Reference for asymptotics on sum Quite simply I'm looking for the large $m$ asymptotic behavior of
\begin{equation}
\sum_{k=1}^{m}{m\choose k}\frac{a^k}{k}
\end{equation}
where $a$ is a constant. This looks easy for someone who knows about this area, so just looking to be pointed in the right direction.
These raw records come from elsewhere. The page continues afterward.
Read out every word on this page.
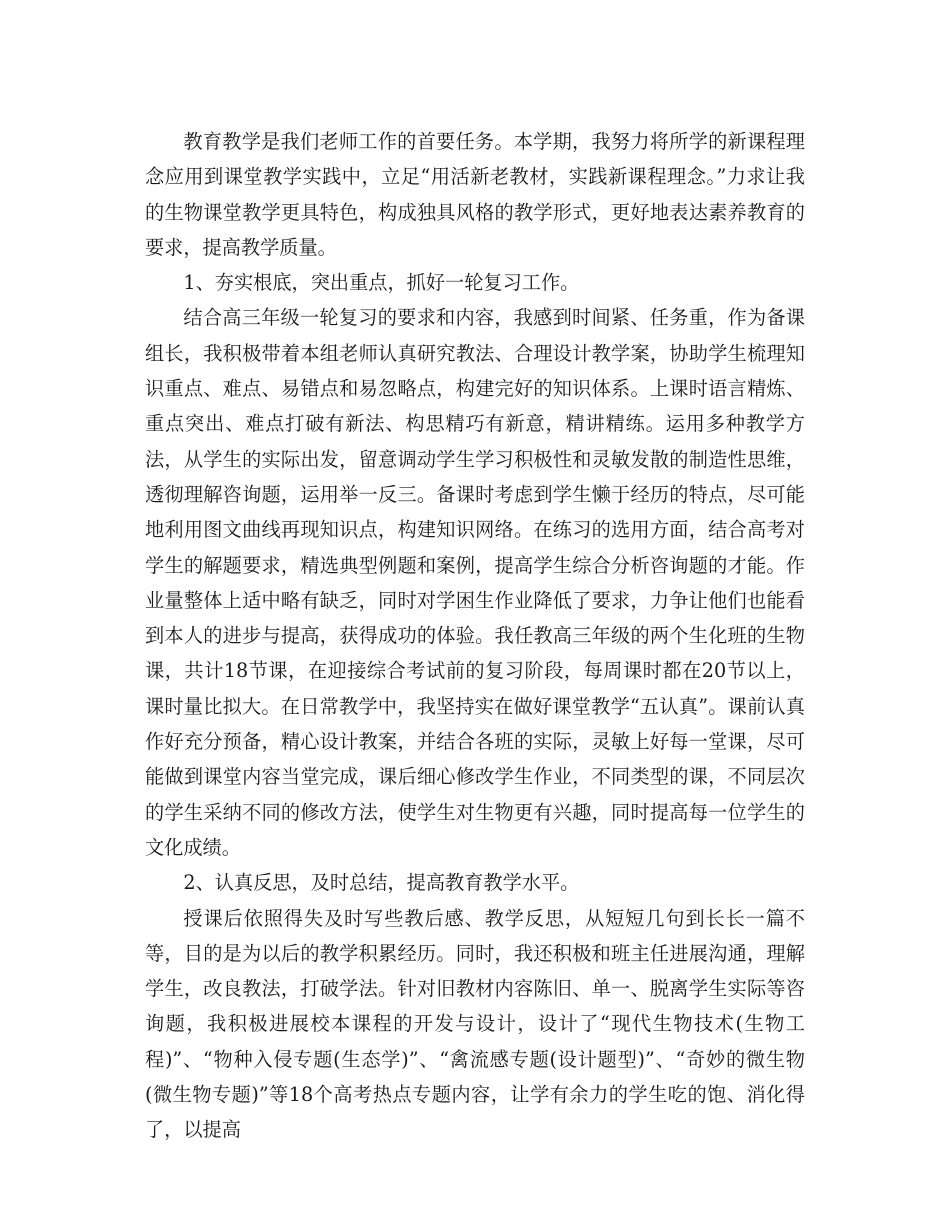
教育教学是我们老师工作的首要任务。本学期，我努力将所学的新课程理念应用到课堂教学实践中，立足“用活新老教材，实践新课程理念。”力求让我的生物课堂教学更具特色，构成独具风格的教学形式，更好地表达素养教育的要求，提高教学质量。

1、夯实根底，突出重点，抓好一轮复习工作。

结合高三年级一轮复习的要求和内容，我感到时间紧、任务重，作为备课组长，我积极带着本组老师认真研究教法、合理设计教学案，协助学生梳理知识重点、难点、易错点和易忽略点，构建完好的知识体系。上课时语言精炼、重点突出、难点打破有新法、构思精巧有新意，精讲精练。运用多种教学方法，从学生的实际出发，留意调动学生学习积极性和灵敏发散的制造性思维，透彻理解咨询题，运用举一反三。备课时考虑到学生懒于经历的特点，尽可能地利用图文曲线再现知识点，构建知识网络。在练习的选用方面，结合高考对学生的解题要求，精选典型例题和案例，提高学生综合分析咨询题的才能。作业量整体上适中略有缺乏，同时对学困生作业降低了要求，力争让他们也能看到本人的进步与提高，获得成功的体验。我任教高三年级的两个生化班的生物课，共计18节课，在迎接综合考试前的复习阶段，每周课时都在20节以上，课时量比拟大。在日常教学中，我坚持实在做好课堂教学“五认真”。课前认真作好充分预备，精心设计教案，并结合各班的实际，灵敏上好每一堂课，尽可能做到课堂内容当堂完成，课后细心修改学生作业，不同类型的课，不同层次的学生采纳不同的修改方法，使学生对生物更有兴趣，同时提高每一位学生的文化成绩。

2、认真反思，及时总结，提高教育教学水平。

授课后依照得失及时写些教后感、教学反思，从短短几句到长长一篇不等，目的是为以后的教学积累经历。同时，我还积极和班主任进展沟通，理解学生，改良教法，打破学法。针对旧教材内容陈旧、单一、脱离学生实际等咨询题，我积极进展校本课程的开发与设计，设计了“现代生物技术(生物工程)”、“物种入侵专题(生态学)”、“禽流感专题(设计题型)”、“奇妙的微生物(微生物专题)”等18个高考热点专题内容，让学有余力的学生吃的饱、消化得了，以提高
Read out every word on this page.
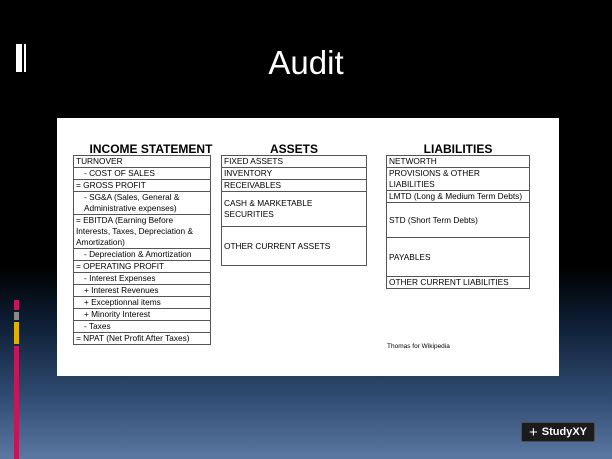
Audit
INCOME STATEMENT
TURNOVER
- COST OF SALES
= GROSS PROFIT
- SG&A (Sales, General & Administrative expenses)
= EBITDA (Earning Before Interests, Taxes, Depreciation & Amortization)
- Depreciation & Amortization
= OPERATING PROFIT
- Interest Expenses
+ Interest Revenues
+ Exceptionnal items
+ Minority Interest
- Taxes
= NPAT (Net Profit After Taxes)
ASSETS
FIXED ASSETS
INVENTORY
RECEIVABLES
CASH & MARKETABLE SECURITIES
OTHER CURRENT ASSETS
LIABILITIES
NETWORTH
PROVISIONS & OTHER LIABILITIES
LMTD (Long & Medium Term Debts)
STD (Short Term Debts)
PAYABLES
OTHER CURRENT LIABILITIES
Thomas for Wikipedia
+ StudyXY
 A: If $\boldsymbol{a\gt0}$
Note that
$$
\begin{align}
f(a,m)
&=\sum_{k=1}^m\binom{m}{k}\frac{a^k}k\\
&=\sum_{k=1}^m\left[\binom{m-1}{k-1}+\binom{m-1}{k}\right]\frac{a^k}k\\
&=\frac1m\sum_{k=1}^m\binom{m}{k}a^k+\sum_{k=1}^{m-1}\binom{m-1}{k}\frac{a^k}k\\
&=\frac{(a+1)^m-1}m+f(a,m-1)\tag{1}
\end{align}
$$
Therefore,
$$
\sum_{k=1}^m\binom{m}{k}\frac{a^k}k=\sum_{k=1}^m\frac{(a+1)^k-1}k\tag{2}
$$
Then we have
$$
\begin{align}
\lim_{m\to\infty}\frac{m}{(a+1)^m}\sum_{k=1}^m\frac{(a+1)^k}k
&=\lim_{m\to\infty}\frac{m}{(a+1)^m}\sum_{k=0}^{m-1}\frac{(a+1)^{m-k}}{m-k}\\
&=\color{#C00000}{\lim_{m\to\infty}\sum_{k=0}^{m-1}(a+1)^{-k}}+\color{#00A000}{\lim_{m\to\infty}\sum_{k=0}^{m-1}\frac{k(a+1)^{-k}}{m-k}}\\
&=\color{#C00000}{\frac{a+1}a}+\color{#00A000}{0}\tag{3}
\end{align}
$$
and
$$
\begin{align}
\lim_{m\to\infty}\frac{m}{(a+1)^m}\sum_{k=1}^m\frac1k
&\le\lim_{m\to\infty}\frac{m^2}{(a+1)^m}\\
&=0\tag{4}
\end{align}
$$
Therefore,
$$
\lim_{m\to\infty}\frac{m}{(a+1)^m}\sum_{k=1}^m\binom{m}{k}\frac{a^k}k
=\frac{a+1}a\tag{5}
$$
Thus, asymptotically,
$$
\begin{align}
\sum_{k=1}^m\binom{m}{k}\frac{a^k}k
&\sim\frac{(a+1)^m}m\frac{a+1}a\\
&=\frac{(a+1)^{m+1}}{am}\tag{6}
\end{align}
$$

If $\boldsymbol{-2\lt a\lt0}$
Equation $(2)$ still holds, but now
$$
\lim_{m\to\infty}\sum_{k=1}^m\frac{(a+1)^k}k=-\log(-a)\tag{7}
$$
and
$$
\sum_{k=1}^m\frac1k=\log(m)+\gamma+O\left(\frac1m\right)\tag{8}
$$
Therefore, asymptotically,
$$
\sum_{k=1}^m\binom{m}{k}\frac{a^k}k\sim-\log(m)-\gamma-\log(-a)\tag{9}
$$